The Scotch Whisky Association is investigating after a product named Cosa Nostra sold in a machine gun-shaped bottle caused outrage in Italy.
The product, produced by a Polish company, is branded as a three-year-old Scotch and is named after the Sicilian mafia.
There are a number of strict conditions which must be met to sell whisky as Scotch, including having been matured for at least three years in oak casks, having a minimum alcoholic strength by volume of 40 per cent, be produced at a distillery in Scotland from water and malted barley and contain no added substances outside water and caramel colouring.
The trade body which upholds standards in the industry confirmed it was investigating after being approached by The Herald.
A spokesperson for the Scotch Whisky Association said: “The Scotch Whisky industry takes its commitment to responsible marketing extremely seriously, and the marketing of products which celebrate violence, aggression or illegal behaviour is not something we would ever condone.

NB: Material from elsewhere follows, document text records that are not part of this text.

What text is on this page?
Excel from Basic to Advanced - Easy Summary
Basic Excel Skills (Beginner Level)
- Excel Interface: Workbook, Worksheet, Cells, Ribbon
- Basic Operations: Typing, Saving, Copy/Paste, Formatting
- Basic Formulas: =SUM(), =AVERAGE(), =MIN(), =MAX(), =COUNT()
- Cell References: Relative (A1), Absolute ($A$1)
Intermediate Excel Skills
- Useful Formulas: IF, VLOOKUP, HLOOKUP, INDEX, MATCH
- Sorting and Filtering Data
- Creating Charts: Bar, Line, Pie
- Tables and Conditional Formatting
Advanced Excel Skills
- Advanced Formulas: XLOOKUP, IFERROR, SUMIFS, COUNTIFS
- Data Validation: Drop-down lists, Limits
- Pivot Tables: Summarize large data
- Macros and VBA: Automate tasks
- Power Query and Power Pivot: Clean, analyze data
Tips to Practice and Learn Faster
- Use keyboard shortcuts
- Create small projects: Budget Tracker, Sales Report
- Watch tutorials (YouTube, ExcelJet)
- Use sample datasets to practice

“The product is under investigation by both our legal and alcohol policy teams.”
Bartex, the company which produces the drink, is not a member of the SWA.
Matt Lambert, CEO of the Portman Group, the alcohol social responsibility body and marketing regulator said: “The Portman Group Code regulates the whole of the alcohol sector in the UK and products must adhere to the 12 Code rules on the naming, packaging and promotion of alcoholic drinks.
“We operate on a complaint basis and would encourage anyone who is concerned about the marketing of alcohol to submit a complaint to us.
“Should we receive a complaint about this product, it would be reviewed first by the Chair of the Independent Complaints Panel (Panel), who will then determine the next steps regarding how the case should proceed. Ultimately it could be referred to the full Panel for consideration.”
Coldiretti, the association of agricultural entrepreneurs and farmers in Italy, along with Fileria Italia, an agriculture and industry alliance, condemned Cosa Nostra whisky and other products which use mafia imagery last week.
They accused the businesses of operating “without regard for the pain of the victims and to the detriment of the country’s image”.
President of Coldiretti Ettore Prandini said: “The use of names alluding to the mafia is a business that causes serious damage to the image of Made in Italy by exploiting stereotypes related to mafia organisations, trivialising and quasi-normalising a phenomenon which has brought pain and grief across our country.”